В 1926 году Можаровский с радостью принимает приглашение Саратовского университета, становится его профессором и поселяется с дочерью и сестрой в той самой коммуне будущего Дома ученых. Семья живет на втором этаже, возле комнаты-холла с камином, которой было суждено сыграть важную роль в зарождении будущего клубного содружества ученых. Именно здесь профессор Можаровский в полной мере раскроет свой талант «души общества».

Комната считалась детской. Шум и гам бесконечной ребячьей возни стихал лишь к вечеру. Нередко после ужина на полу расстилался большой ковер, на него усаживались дети, взрослые – на стулья вдоль стен. Борис Александрович садился за пианино и начинался «необыкновенный концерт». Взрослые пели, танцевали, придумывали различные конкурсы и вообще вели себя как дети. Как-то раз Можаровский принес в комнату «волшебный фонарь», в котором вместо пленки была заряжена лента тонкой кальки. На нее предварительно пером и акварелью он нанес свои рисунки. В основном это были иллюстрации к забавным случаям из геологической практики. Показ картинок сопровождался юмористическими комментариями в стихах. В представление включились другие коллеги – все хохотали до слез над проделками немолодых уже, в общем-то, профессоров.

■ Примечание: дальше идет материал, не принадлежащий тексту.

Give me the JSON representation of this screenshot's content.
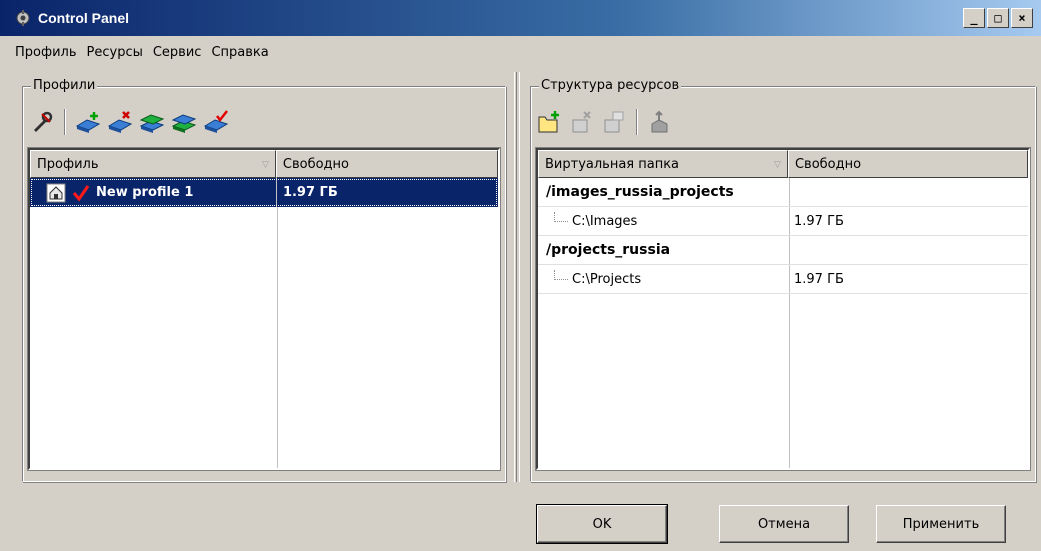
{
  "window": {
    "title": "Control Panel",
    "minimize_label": "_",
    "maximize_label": "□",
    "close_label": "×"
  },
  "menu": [
    "Профиль",
    "Ресурсы",
    "Сервис",
    "Справка"
  ],
  "profiles_group": {
    "title": "Профили",
    "toolbar_icons": [
      "tools-icon",
      "add-profile-icon",
      "delete-profile-icon",
      "profiles-green-icon",
      "profiles-stack-icon",
      "activate-profile-icon"
    ],
    "columns": [
      "Профиль",
      "Свободно"
    ],
    "rows": [
      {
        "name": "New profile 1",
        "free": "1.97 ГБ",
        "selected": true,
        "active": true
      }
    ]
  },
  "resources_group": {
    "title": "Структура ресурсов",
    "toolbar_icons": [
      "add-folder-icon",
      "delete-folder-icon",
      "edit-folder-icon",
      "share-icon"
    ],
    "columns": [
      "Виртуальная папка",
      "Свободно"
    ],
    "rows": [
      {
        "name": "/images_russia_projects",
        "free": "",
        "bold": true
      },
      {
        "name": "C:\\Images",
        "free": "1.97 ГБ",
        "child": true
      },
      {
        "name": "/projects_russia",
        "free": "",
        "bold": true
      },
      {
        "name": "C:\\Projects",
        "free": "1.97 ГБ",
        "child": true
      }
    ]
  },
  "buttons": {
    "ok": "OK",
    "cancel": "Отмена",
    "apply": "Применить"
  }
}
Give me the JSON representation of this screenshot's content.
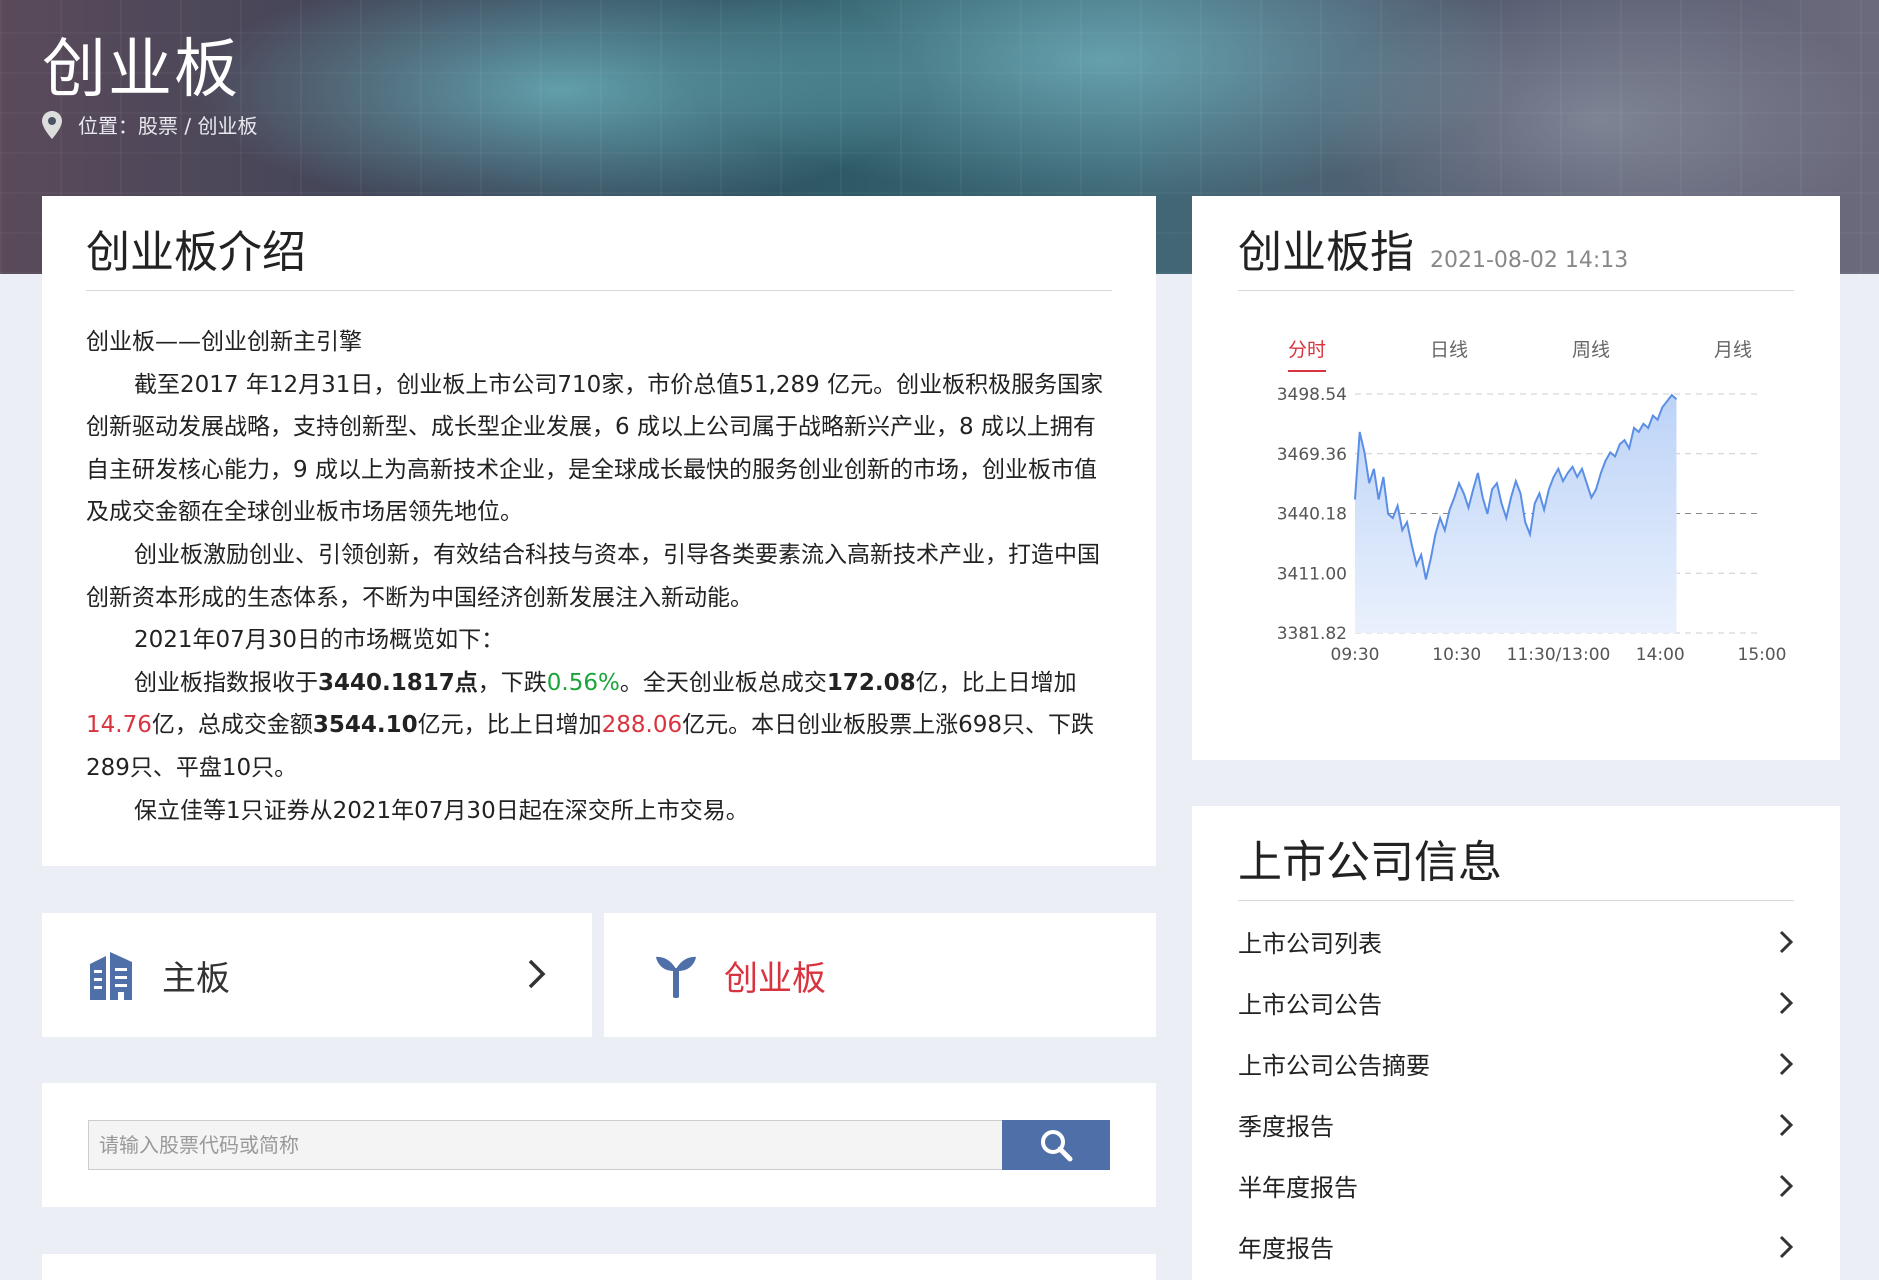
{
  "hero": {
    "title": "创业板",
    "breadcrumb": "位置：股票 / 创业板"
  },
  "intro": {
    "title": "创业板介绍",
    "p1": "创业板——创业创新主引擎",
    "p2": "截至2017 年12月31日，创业板上市公司710家，市价总值51,289 亿元。创业板积极服务国家创新驱动发展战略，支持创新型、成长型企业发展，6 成以上公司属于战略新兴产业，8 成以上拥有自主研发核心能力，9 成以上为高新技术企业，是全球成长最快的服务创业创新的市场，创业板市值及成交金额在全球创业板市场居领先地位。",
    "p3": "创业板激励创业、引领创新，有效结合科技与资本，引导各类要素流入高新技术产业，打造中国创新资本形成的生态体系，不断为中国经济创新发展注入新动能。",
    "p4": "2021年07月30日的市场概览如下：",
    "p5": {
      "t1": "创业板指数报收于",
      "index_close": "3440.1817点",
      "t2": "，下跌",
      "change_pct": "0.56%",
      "t3": "。全天创业板总成交",
      "volume": "172.08",
      "t4": "亿，比上日增加",
      "volume_increase": "14.76",
      "t5": "亿，总成交金额",
      "turnover": "3544.10",
      "t6": "亿元，比上日增加",
      "turnover_increase": "288.06",
      "t7": "亿元。本日创业板股票上涨698只、下跌289只、平盘10只。"
    },
    "p6": "保立佳等1只证券从2021年07月30日起在深交所上市交易。"
  },
  "nav": {
    "main_label": "主板",
    "gem_label": "创业板"
  },
  "search": {
    "placeholder": "请输入股票代码或简称"
  },
  "index_card": {
    "title": "创业板指",
    "time": "2021-08-02 14:13",
    "tabs": [
      "分时",
      "日线",
      "周线",
      "月线"
    ],
    "active_tab": "分时"
  },
  "chart_data": {
    "type": "area",
    "title": "",
    "xlabel": "",
    "ylabel": "",
    "y_ticks": [
      "3498.54",
      "3469.36",
      "3440.18",
      "3411.00",
      "3381.82"
    ],
    "x_ticks": [
      "09:30",
      "10:30",
      "11:30/13:00",
      "14:00",
      "15:00"
    ],
    "ylim": [
      3381.82,
      3498.54
    ],
    "reference_line": 3440.18,
    "series": [
      {
        "values": [
          3447,
          3480,
          3470,
          3455,
          3462,
          3447,
          3458,
          3440,
          3438,
          3444,
          3432,
          3436,
          3425,
          3415,
          3420,
          3408,
          3418,
          3430,
          3438,
          3432,
          3442,
          3448,
          3455,
          3450,
          3443,
          3452,
          3460,
          3448,
          3440,
          3452,
          3455,
          3445,
          3438,
          3448,
          3456,
          3450,
          3436,
          3430,
          3445,
          3450,
          3442,
          3452,
          3458,
          3462,
          3456,
          3460,
          3463,
          3458,
          3462,
          3455,
          3448,
          3452,
          3460,
          3466,
          3470,
          3468,
          3474,
          3476,
          3472,
          3482,
          3480,
          3484,
          3482,
          3488,
          3486,
          3492,
          3495,
          3498,
          3496
        ]
      }
    ],
    "colors": {
      "line": "#5b8fe6",
      "fill_top": "#bcd3f7",
      "fill_bottom": "#eaf1fd"
    }
  },
  "company": {
    "title": "上市公司信息",
    "items": [
      "上市公司列表",
      "上市公司公告",
      "上市公司公告摘要",
      "季度报告",
      "半年度报告",
      "年度报告"
    ]
  },
  "colors": {
    "accent_red": "#d9333f",
    "accent_green": "#1aa53a",
    "search_blue": "#4f6fa8"
  }
}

Много раз заглядывал на эти посиделки заведующий кафедрой госпитальной хирургии университета Сергей Иванович Спасокукоцкий – старый знакомый одного из членов коммуны, тогдашнего директора краеведческого музея, профессора-археолога Павла Сергеевича Рыкова. Сын Рыкова Сергей Павлович рассказывал мне со слов отца, что будущее медицинское светило все время боялся, как бы у него не «поперли» калоши, и всегда держал их при себе.

В 1938 году Рыкова осудят по обвинению в «подготовке к свержению советской власти и реставрации капитализма» на 10 лет исправительно-трудовых лагерей. Он умрет во ВладЛаге в 1942 году. Спасокукоцкий счастливо избежит репрессий – еще в 1926 году он примет предложение Второго московского медицинского института имени Пирогова и станет создателем советской клинической школы. Можаровский, несмотря на все свои заслуги, по словам дочери, ждал ареста до самой смерти. Он принял под свое крыло сына опального Рыкова, и Сергей Павлович стал одним из его любимых учеников. Летом 1948 года студент Рыков вернется с практики, из астраханских степей. В подарок он привезет огромный полосатый арбуз и уже на пристани узнает о внезапной смерти учителя в тесной комнате того самого «дома ученых»... Впоследствии Рыков будет много лет работать на кафедре минералогии.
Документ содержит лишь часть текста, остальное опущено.